Dalam kehidupan masyarakat zombi seperti itu, Tuhan tidak akan
pernah nyata. Sekurangnya Dia takkan pernah terjangkau. Tuhan hanya ada dalam
rekaan, bayangan, atau khayalan yang tentu saja artifisial, tidak nyata. Apa
yang disebut tauhid adalah sebuah ilusi, saat kecerdasan akal manusia mencapai
puncaknya, sekalipun untuk menjangkau (pemahaman tentang)-Nya, tapi di saat
yang sama kecerdasan badan, hati, dan batinnya mati atau tidak bekerja. Tuhan
tetap ada dalam rekaan, bayangan, atau spekulasi rasional saja. Dia
sesungguhnya tak ada, tak hadir.
Apakah kita, bangsa Indonesia ini, menyebut diri sebagai bangsa
yang religius-dengan tingkat kecongkakan tertentu-sudah beranjak dari realitas
tauhid yang ilusif itu? Masih bisa disebut religiuskah bangsa ini ketika
sebagian kecil elite kita tidak pernah merasakan bahagia dengan apa yang telah
dimilikinya (baca: yang telah diberikan kepadanya) sehingga masih dengan penuh
nafsu yang tak tertahan, bahkan dilegitimasi oleh UU dan ideologi, untuk terus
mendapatkan lebih dan lebih?
Apakah kita akan terus merayakan kehidupan, juga kemerdekaan serta
lagu kebangsaan, saat para pemimpin yang kita pilih, titipi amanah, berikan
fasilitas berlimpah, mengalami "kematian Tuhan" pada dirinya atau
sekurangnya beribadah dengan ilusi permanen tentang-Nya walau ia menzikirkan
asma-Nya ratusan/ribuan kali tiap hari? Lalu dimulai dengan doa pada Tuhan yang
ilusif itu mereka menyatakan setuju serta menandatangani berbagai regulasi
"konstitusional" yang ternyata menzalimi publik yang telah memberinya
amanah dan fasilitas mewah tadi, mengkhianati gagasan suci para leluhur bangsa
yang berkorban darah dan nyawa bagi kebebasan mereka?
Tauhid yang bahari
Sesungguhnya, jujurlah kita, epidemi religiositas seperti terjadi
di kalangan elite di atas juga telah merebak dan menjangkiti masyarakat di
golongan bawahnya, di akar rumput. Realitas sosial kita yang paternalistik
secara kontinental membuat rakyat di kalangan bawah mengikuti acuan atau
patokan hidup dari apa yang telah dilakukan golongan di atasnya. Hal itu jadi
agak memilukan saat yang diacu atau ditiru adalah cara kita, kaum awam,
menggunakan pikiran atau kecerdasan akal sedemikian rupa sehingga membunuh
kecerdasan kemanusiaan kita di dimensi lain (badan, perasaan, dan hati/batin).
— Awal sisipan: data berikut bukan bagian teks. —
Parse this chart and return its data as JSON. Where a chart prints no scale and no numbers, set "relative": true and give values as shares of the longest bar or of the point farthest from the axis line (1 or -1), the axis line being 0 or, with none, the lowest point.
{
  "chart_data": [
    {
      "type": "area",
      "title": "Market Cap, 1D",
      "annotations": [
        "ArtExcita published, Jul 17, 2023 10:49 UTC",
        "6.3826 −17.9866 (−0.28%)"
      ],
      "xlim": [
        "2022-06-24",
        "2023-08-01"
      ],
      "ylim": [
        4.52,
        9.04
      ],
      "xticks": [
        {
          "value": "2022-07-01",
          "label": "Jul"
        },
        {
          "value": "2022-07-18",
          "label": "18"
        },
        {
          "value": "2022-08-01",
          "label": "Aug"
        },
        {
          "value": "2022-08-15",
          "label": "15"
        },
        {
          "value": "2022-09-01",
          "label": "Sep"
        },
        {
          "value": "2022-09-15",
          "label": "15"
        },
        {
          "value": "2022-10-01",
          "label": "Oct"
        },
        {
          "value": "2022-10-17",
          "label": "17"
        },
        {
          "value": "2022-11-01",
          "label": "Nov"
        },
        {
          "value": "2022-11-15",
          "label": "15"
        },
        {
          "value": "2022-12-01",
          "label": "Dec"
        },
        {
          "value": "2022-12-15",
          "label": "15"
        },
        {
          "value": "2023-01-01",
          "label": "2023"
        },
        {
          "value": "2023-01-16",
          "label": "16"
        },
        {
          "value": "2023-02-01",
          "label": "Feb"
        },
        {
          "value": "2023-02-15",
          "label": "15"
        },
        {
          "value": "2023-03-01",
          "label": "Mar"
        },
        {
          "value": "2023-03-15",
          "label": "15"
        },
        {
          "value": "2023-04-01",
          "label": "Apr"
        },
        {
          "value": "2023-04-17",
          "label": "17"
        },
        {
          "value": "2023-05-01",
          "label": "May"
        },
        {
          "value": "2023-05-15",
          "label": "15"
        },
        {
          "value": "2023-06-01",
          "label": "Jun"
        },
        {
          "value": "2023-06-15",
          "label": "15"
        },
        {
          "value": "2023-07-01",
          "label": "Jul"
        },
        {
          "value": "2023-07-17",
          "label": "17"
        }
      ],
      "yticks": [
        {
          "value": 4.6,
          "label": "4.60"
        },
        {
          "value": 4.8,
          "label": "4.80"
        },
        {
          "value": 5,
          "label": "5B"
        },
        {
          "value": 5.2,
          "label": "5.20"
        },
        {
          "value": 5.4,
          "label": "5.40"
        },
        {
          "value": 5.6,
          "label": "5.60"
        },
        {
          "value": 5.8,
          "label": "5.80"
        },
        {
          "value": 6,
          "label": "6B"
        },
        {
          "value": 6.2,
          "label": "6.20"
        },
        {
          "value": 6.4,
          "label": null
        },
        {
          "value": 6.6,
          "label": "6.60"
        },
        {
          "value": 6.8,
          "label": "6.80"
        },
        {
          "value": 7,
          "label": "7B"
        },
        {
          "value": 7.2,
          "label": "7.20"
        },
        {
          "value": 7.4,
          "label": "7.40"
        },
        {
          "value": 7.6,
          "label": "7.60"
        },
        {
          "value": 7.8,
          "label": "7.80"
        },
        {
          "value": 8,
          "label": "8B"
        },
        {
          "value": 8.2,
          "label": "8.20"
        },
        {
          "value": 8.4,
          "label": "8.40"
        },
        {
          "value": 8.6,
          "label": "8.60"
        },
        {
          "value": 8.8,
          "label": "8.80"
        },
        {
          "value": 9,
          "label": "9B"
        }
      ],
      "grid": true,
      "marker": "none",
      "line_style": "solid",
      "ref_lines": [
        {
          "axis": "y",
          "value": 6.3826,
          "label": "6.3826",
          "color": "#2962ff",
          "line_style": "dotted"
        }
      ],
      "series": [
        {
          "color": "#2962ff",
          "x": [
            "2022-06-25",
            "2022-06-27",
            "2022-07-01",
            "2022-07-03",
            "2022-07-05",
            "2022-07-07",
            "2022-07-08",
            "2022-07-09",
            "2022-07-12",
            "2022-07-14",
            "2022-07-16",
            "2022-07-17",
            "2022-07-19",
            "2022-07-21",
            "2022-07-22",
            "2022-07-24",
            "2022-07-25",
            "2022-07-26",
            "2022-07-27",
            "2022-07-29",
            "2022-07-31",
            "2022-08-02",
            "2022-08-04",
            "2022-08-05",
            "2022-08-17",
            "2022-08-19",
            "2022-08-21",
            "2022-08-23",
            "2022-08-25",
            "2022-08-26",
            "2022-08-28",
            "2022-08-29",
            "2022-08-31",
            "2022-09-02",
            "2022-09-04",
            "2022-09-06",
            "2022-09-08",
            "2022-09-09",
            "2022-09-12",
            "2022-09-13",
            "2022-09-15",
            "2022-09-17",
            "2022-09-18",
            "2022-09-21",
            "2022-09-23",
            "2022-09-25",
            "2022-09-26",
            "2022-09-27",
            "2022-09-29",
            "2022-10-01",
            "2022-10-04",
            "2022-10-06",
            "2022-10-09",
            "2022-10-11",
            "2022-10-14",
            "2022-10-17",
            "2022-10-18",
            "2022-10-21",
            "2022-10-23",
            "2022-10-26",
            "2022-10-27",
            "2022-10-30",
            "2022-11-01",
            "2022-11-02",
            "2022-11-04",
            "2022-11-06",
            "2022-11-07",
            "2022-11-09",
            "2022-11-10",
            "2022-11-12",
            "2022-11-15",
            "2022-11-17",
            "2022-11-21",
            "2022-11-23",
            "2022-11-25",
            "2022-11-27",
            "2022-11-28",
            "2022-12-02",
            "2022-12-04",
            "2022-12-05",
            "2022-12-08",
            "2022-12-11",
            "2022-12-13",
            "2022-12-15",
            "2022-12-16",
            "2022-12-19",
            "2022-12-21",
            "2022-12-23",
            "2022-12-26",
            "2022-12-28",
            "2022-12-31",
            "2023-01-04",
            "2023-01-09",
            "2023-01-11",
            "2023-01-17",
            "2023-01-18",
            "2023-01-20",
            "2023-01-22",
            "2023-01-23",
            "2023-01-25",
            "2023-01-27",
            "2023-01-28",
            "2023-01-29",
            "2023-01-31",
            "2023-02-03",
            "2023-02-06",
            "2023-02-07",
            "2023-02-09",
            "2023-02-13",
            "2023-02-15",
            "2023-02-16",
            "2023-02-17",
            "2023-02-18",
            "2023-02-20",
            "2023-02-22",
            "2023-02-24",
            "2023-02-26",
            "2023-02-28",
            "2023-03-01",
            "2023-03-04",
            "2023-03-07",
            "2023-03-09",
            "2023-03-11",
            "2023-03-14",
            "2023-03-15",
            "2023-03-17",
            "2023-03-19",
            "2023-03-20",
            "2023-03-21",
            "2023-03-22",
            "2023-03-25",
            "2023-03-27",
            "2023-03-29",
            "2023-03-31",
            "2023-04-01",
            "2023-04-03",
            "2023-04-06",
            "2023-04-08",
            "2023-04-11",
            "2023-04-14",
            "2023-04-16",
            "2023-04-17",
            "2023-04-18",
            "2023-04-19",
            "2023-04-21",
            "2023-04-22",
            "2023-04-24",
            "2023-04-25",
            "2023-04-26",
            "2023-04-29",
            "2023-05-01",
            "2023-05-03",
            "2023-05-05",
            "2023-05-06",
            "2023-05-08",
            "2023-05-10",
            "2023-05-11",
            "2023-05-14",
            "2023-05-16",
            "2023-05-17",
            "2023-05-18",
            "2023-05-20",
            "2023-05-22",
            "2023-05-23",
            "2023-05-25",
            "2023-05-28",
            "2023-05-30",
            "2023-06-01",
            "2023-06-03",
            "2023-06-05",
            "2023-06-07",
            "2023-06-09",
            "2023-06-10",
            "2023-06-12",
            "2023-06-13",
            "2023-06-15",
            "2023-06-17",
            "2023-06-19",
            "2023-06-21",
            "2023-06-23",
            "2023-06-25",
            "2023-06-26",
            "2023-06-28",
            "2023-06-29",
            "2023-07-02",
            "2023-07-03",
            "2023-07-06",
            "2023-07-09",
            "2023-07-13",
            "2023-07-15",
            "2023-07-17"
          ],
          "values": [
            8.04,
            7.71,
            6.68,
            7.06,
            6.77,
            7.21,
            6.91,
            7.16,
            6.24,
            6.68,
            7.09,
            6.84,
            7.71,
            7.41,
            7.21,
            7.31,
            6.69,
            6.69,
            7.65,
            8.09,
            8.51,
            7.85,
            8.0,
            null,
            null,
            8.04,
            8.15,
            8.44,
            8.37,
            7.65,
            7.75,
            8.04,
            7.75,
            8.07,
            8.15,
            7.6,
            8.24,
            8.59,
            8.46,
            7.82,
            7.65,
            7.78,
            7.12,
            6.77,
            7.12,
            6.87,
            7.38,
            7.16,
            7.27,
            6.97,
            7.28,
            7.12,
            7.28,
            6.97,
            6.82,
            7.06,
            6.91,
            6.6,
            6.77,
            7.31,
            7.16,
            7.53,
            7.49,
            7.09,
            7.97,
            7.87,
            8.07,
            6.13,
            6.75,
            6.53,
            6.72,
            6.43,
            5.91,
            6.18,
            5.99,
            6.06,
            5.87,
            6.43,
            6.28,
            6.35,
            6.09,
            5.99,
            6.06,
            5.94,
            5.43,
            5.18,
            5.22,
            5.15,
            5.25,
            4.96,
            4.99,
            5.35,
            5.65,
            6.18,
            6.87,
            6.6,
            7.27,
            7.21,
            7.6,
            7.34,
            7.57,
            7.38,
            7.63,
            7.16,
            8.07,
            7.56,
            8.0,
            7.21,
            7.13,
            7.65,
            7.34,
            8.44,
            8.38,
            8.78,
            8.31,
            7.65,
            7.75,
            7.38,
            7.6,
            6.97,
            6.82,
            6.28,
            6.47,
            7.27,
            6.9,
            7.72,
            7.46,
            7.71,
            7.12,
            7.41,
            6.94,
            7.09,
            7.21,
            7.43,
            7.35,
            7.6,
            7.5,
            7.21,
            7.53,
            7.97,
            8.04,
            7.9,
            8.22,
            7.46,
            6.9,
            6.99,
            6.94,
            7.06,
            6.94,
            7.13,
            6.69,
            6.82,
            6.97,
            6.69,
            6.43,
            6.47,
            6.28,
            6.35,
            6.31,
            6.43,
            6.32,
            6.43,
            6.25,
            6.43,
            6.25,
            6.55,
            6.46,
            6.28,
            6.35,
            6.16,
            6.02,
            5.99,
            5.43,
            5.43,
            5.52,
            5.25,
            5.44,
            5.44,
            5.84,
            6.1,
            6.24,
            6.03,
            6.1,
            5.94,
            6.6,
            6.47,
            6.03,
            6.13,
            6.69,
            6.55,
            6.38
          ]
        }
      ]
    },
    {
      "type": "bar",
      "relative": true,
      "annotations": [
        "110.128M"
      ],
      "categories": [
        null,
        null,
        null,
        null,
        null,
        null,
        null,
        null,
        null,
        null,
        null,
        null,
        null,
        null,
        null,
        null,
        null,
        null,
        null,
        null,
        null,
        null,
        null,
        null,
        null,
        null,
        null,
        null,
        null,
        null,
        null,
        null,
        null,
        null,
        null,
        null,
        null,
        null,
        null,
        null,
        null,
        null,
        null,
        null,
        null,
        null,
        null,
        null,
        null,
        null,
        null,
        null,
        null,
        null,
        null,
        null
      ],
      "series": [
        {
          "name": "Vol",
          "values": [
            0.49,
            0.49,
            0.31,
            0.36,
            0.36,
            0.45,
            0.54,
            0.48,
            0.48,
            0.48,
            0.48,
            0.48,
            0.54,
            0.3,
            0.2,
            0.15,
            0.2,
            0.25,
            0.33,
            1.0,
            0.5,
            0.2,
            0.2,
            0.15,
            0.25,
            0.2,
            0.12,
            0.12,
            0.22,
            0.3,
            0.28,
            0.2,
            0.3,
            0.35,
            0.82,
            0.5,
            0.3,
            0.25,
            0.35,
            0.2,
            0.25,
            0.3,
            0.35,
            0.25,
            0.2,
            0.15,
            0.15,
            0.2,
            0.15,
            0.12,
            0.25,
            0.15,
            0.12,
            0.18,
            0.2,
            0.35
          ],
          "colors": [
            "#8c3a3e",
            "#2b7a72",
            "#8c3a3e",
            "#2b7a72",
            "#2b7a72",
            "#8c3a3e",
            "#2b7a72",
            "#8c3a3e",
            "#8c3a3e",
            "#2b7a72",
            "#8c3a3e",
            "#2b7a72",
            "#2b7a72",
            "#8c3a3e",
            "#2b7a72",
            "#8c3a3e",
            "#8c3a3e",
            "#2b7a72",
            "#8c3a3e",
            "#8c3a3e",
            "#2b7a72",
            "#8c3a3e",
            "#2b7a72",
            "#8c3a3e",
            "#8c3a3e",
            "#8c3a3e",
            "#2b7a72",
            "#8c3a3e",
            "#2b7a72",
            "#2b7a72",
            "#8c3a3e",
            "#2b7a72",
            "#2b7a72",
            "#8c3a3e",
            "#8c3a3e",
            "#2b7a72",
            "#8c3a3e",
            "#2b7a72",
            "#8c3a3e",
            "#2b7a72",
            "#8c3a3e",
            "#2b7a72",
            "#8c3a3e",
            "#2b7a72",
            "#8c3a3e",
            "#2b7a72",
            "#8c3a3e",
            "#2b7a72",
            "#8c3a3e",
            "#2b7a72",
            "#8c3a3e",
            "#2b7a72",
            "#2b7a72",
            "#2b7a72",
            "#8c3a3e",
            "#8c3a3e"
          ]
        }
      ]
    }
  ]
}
Lalu kita pun menjadi korban dari permainan akal, fantasi, dan
imajinasi akali, bahkan dalam mencoba menghayati, memahami, hingga mengalami
Dia. Tentu saja tidak akan berhasil. Karena akal belaka tak akan cukup untuk
itu, tak akan mampu menjangkau-Nya. Kepenuhan manusialah yang mampu membuat
kita tercengang dan terharu, merasakan dan mengalami-Nya.
Kebudayaan sebagai hasil dari permainan akal kita banyak
menciptakan hijab sehingga kebeningan cahaya hati tak terlihat oleh kesadaran
dan kecerdasan kita lainnya. Seseorang membutuhkan kerja dan upaya yang luar
biasa, yang asketik, bahkan kerahiban yang memencilkan diri dari dunia, untuk
bisa berjihad melawan dan menghapus hijab-hijab dari hati kita sendiri. Inilah
jihad terbesar yang harus dilakukan manusia.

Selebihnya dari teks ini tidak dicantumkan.